Brittney Castro
Certified Financial Planner, CEO of Financially Wise Women, and Chase Financial Education Partner, Brittney Castro. Courtesy

The busiest shopping season will be over soon, and many will be dealing with that dreaded credit shock well into next year. But avoiding the anxiety that comes with opening January’s credit statements is possible! Planning now for next year may be the best tool against credit lag!

Certified Financial Planner, CEO of Financially Wise Women, and Chase Financial Education Partner, Brittney Castro offers great tips on avoiding the stress of dealing with holiday spending , for now and the new year in an article.

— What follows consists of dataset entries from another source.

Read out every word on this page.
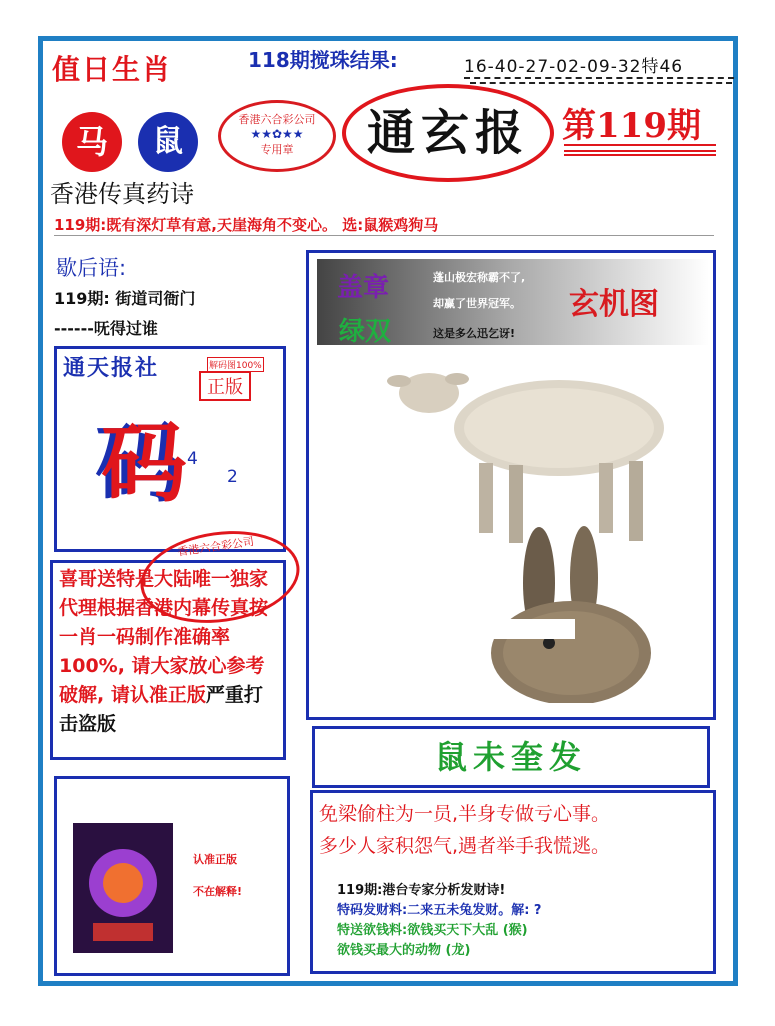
值日生肖	118期搅珠结果:	16-40-27-02-09-32特46
马	鼠
香港六合彩公司
★★✿★★
专用章	通玄报 第119期
香港传真药诗
119期:既有深灯草有意,天崖海角不变心。 选:鼠猴鸡狗马
歇后语:
119期: 街道司衙门
------呒得过谁
通天报社	解码图100%
正版
码 4
2
喜哥送特是大陆唯一独家代理根据香港内幕传真按一肖一码制作准确率100%, 请大家放心参考破解, 请认准正版严重打击盗版
香港六合彩公司
盖章
绿双
蓬山极宏称霸不了,
却赢了世界冠军。
这是多么迅乞讶!
玄机图
鼠未奎发
认准正版
不在解释!
免梁偷柱为一员,半身专做亏心事。
多少人家积怨气,遇者举手我慌逃。
119期:港台专家分析发财诗!
特码发财料:二来五未兔发财。解: ?
特送欲钱料:欲钱买天下大乱 (猴)
欲钱买最大的动物 (龙)
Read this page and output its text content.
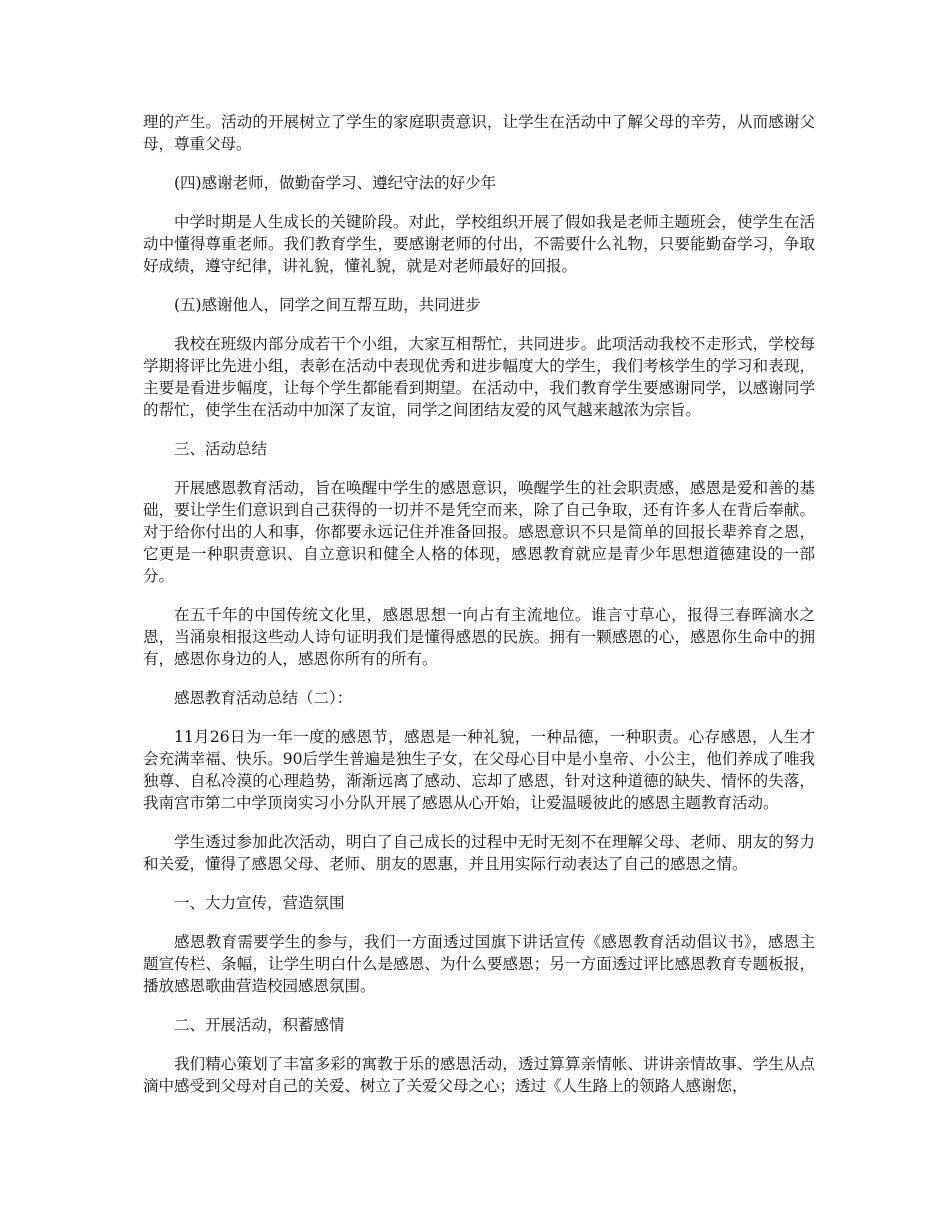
理的产生。活动的开展树立了学生的家庭职责意识，让学生在活动中了解父母的辛劳，从而感谢父母，尊重父母。

(四)感谢老师，做勤奋学习、遵纪守法的好少年

中学时期是人生成长的关键阶段。对此，学校组织开展了假如我是老师主题班会，使学生在活动中懂得尊重老师。我们教育学生，要感谢老师的付出，不需要什么礼物，只要能勤奋学习，争取好成绩，遵守纪律，讲礼貌，懂礼貌，就是对老师最好的回报。

(五)感谢他人，同学之间互帮互助，共同进步

我校在班级内部分成若干个小组，大家互相帮忙，共同进步。此项活动我校不走形式，学校每学期将评比先进小组，表彰在活动中表现优秀和进步幅度大的学生，我们考核学生的学习和表现，主要是看进步幅度，让每个学生都能看到期望。在活动中，我们教育学生要感谢同学，以感谢同学的帮忙，使学生在活动中加深了友谊，同学之间团结友爱的风气越来越浓为宗旨。

三、活动总结

开展感恩教育活动，旨在唤醒中学生的感恩意识，唤醒学生的社会职责感，感恩是爱和善的基础，要让学生们意识到自己获得的一切并不是凭空而来，除了自己争取，还有许多人在背后奉献。对于给你付出的人和事，你都要永远记住并准备回报。感恩意识不只是简单的回报长辈养育之恩，它更是一种职责意识、自立意识和健全人格的体现，感恩教育就应是青少年思想道德建设的一部分。

在五千年的中国传统文化里，感恩思想一向占有主流地位。谁言寸草心，报得三春晖滴水之恩，当涌泉相报这些动人诗句证明我们是懂得感恩的民族。拥有一颗感恩的心，感恩你生命中的拥有，感恩你身边的人，感恩你所有的所有。

感恩教育活动总结（二）：

11月26日为一年一度的感恩节，感恩是一种礼貌，一种品德，一种职责。心存感恩，人生才会充满幸福、快乐。90后学生普遍是独生子女，在父母心目中是小皇帝、小公主，他们养成了唯我独尊、自私冷漠的心理趋势，渐渐远离了感动、忘却了感恩，针对这种道德的缺失、情怀的失落，我南宫市第二中学顶岗实习小分队开展了感恩从心开始，让爱温暖彼此的感恩主题教育活动。

学生透过参加此次活动，明白了自己成长的过程中无时无刻不在理解父母、老师、朋友的努力和关爱，懂得了感恩父母、老师、朋友的恩惠，并且用实际行动表达了自己的感恩之情。

一、大力宣传，营造氛围

感恩教育需要学生的参与，我们一方面透过国旗下讲话宣传《感恩教育活动倡议书》，感恩主题宣传栏、条幅，让学生明白什么是感恩、为什么要感恩；另一方面透过评比感恩教育专题板报，播放感恩歌曲营造校园感恩氛围。

二、开展活动，积蓄感情

我们精心策划了丰富多彩的寓教于乐的感恩活动，透过算算亲情帐、讲讲亲情故事、学生从点滴中感受到父母对自己的关爱、树立了关爱父母之心；透过《人生路上的领路人感谢您，
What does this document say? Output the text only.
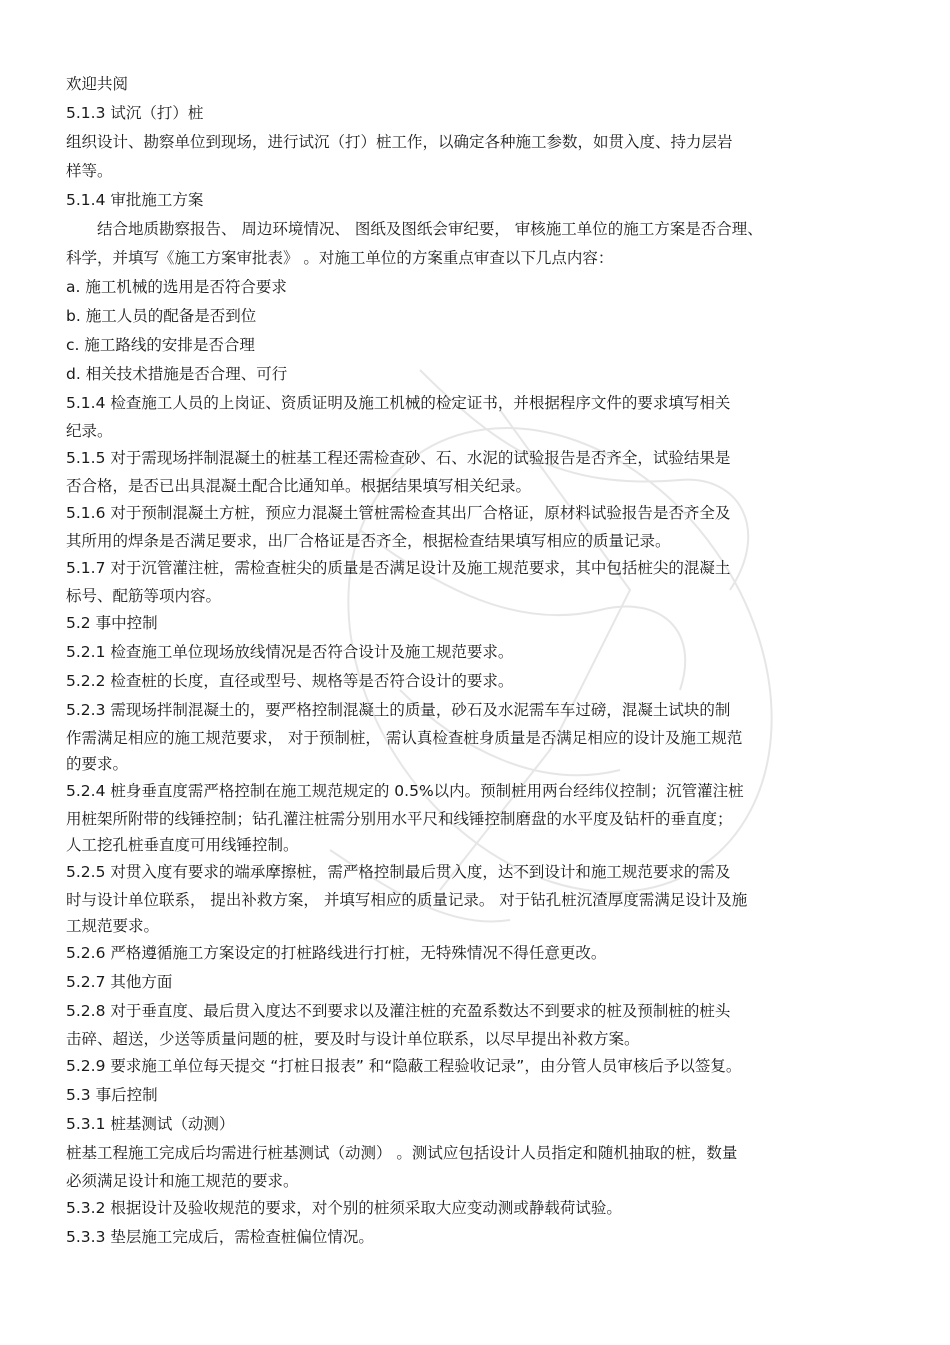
欢迎共阅
5.1.3 试沉（打）桩
组织设计、勘察单位到现场，进行试沉（打）桩工作，以确定各种施工参数，如贯入度、持力层岩
样等。
5.1.4 审批施工方案
　　结合地质勘察报告、 周边环境情况、 图纸及图纸会审纪要， 审核施工单位的施工方案是否合理、
科学，并填写《施工方案审批表》 。对施工单位的方案重点审查以下几点内容：
a. 施工机械的选用是否符合要求
b. 施工人员的配备是否到位
c. 施工路线的安排是否合理
d. 相关技术措施是否合理、可行
5.1.4 检查施工人员的上岗证、资质证明及施工机械的检定证书，并根据程序文件的要求填写相关
纪录。
5.1.5 对于需现场拌制混凝土的桩基工程还需检查砂、石、水泥的试验报告是否齐全，试验结果是
否合格，是否已出具混凝土配合比通知单。根据结果填写相关纪录。
5.1.6 对于预制混凝土方桩，预应力混凝土管桩需检查其出厂合格证，原材料试验报告是否齐全及
其所用的焊条是否满足要求，出厂合格证是否齐全，根据检查结果填写相应的质量记录。
5.1.7 对于沉管灌注桩，需检查桩尖的质量是否满足设计及施工规范要求，其中包括桩尖的混凝土
标号、配筋等项内容。
5.2 事中控制
5.2.1 检查施工单位现场放线情况是否符合设计及施工规范要求。
5.2.2 检查桩的长度，直径或型号、规格等是否符合设计的要求。
5.2.3 需现场拌制混凝土的，要严格控制混凝土的质量，砂石及水泥需车车过磅，混凝土试块的制
作需满足相应的施工规范要求， 对于预制桩， 需认真检查桩身质量是否满足相应的设计及施工规范
的要求。
5.2.4 桩身垂直度需严格控制在施工规范规定的 0.5%以内。预制桩用两台经纬仪控制；沉管灌注桩
用桩架所附带的线锤控制；钻孔灌注桩需分别用水平尺和线锤控制磨盘的水平度及钻杆的垂直度；
人工挖孔桩垂直度可用线锤控制。
5.2.5 对贯入度有要求的端承摩擦桩，需严格控制最后贯入度，达不到设计和施工规范要求的需及
时与设计单位联系， 提出补救方案， 并填写相应的质量记录。 对于钻孔桩沉渣厚度需满足设计及施
工规范要求。
5.2.6 严格遵循施工方案设定的打桩路线进行打桩，无特殊情况不得任意更改。
5.2.7 其他方面
5.2.8 对于垂直度、最后贯入度达不到要求以及灌注桩的充盈系数达不到要求的桩及预制桩的桩头
击碎、超送，少送等质量问题的桩，要及时与设计单位联系，以尽早提出补救方案。
5.2.9 要求施工单位每天提交 “打桩日报表” 和“隐蔽工程验收记录”，由分管人员审核后予以签复。
5.3 事后控制
5.3.1 桩基测试（动测）
桩基工程施工完成后均需进行桩基测试（动测） 。测试应包括设计人员指定和随机抽取的桩，数量
必须满足设计和施工规范的要求。
5.3.2 根据设计及验收规范的要求，对个别的桩须采取大应变动测或静载荷试验。
5.3.3 垫层施工完成后，需检查桩偏位情况。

Visitors sit with shopping bags in a mall
Shoppers sit with bags in a mall. Getty

Here is 7 Money Goals to Act on Now!

  1. Start Planning Now for 2017 : The first step to avoiding credit shock is to determine exactly how much you are spending this holiday season, and note it in your budget for next year. Note that holiday spending aren’t just gifts, but may also include travel and family outings. Are there areas you can cut back on?
  2. Save All Year-Round: Consider how much you can realistically save throughout the year in order to enter the holidays more financially prepared. To do this, open up a savings account called “Holiday Spending”—the name will help you remember what you’re saving for every time you’re tempted to dip into the account. Next, set up automatic monthly transfers from your checking account to your Holiday Spending savings account.
  3. Budget Wisely: Use December as your practice period and then start in the New Year. This is the perfect time to begin using the 50-30-20 budgeting model to get ahead on your savings cushion and other budgeting goals. You allocate 50 percent of your income for necessities (such as mortgage or a car payment), 30 percent for non-essentials (eating out or new clothes), and saving 20 percent of your income for a medical emergencies or year goals, such as getting a new place or traveling.
  4. Schedule Money Dates: Credit shock can sneak up on you any time of the year, which is why it’s helpful to schedule money dates, time you set aside to revise and plan your budget. Do you have important dates coming up, like as birthday or wedding? Which expenses can you cut back on in order to cover an unexpected expense? Scheduling a time to review what’s ahead will help keep credit shock at bay. Try a weekly money date, then adjust as you get comfortable with managing your money.
  5. Cut back on interest : If you’re carrying a large balance, it may be worth opening up a credit card that offers 0% interest on balance transfers during the introductory period, such as Chase Freedom and Freedom Unlimited. These cards also offer cash back rewards that will reward you for all your expenses.
  6. Slash Debt: When planning your budget, set a goal for when you want to pay off your entire balance, say, six months from now . Then, divide the full balance by your set time (6 months, for example) to know how much you will have to pay each month in order to reach your goal. Setting up automatic payments on your new card will ensure you meet your goal, eliminating the possibility of missing payments, which will also reflect nicely on your credit score.
  7. Keep Saving – Now and Beyond: Credit is a crucial tool to achieving life’s milestones, and is one of the top indicators for credit lenders of your financial health. From buying a house, to financing your education, healthy credit can help you get a lower interest rate on loans, or even qualify for higher credit limit. Review your credit history throughout the year to ensure you’re on track to reach your target credit score.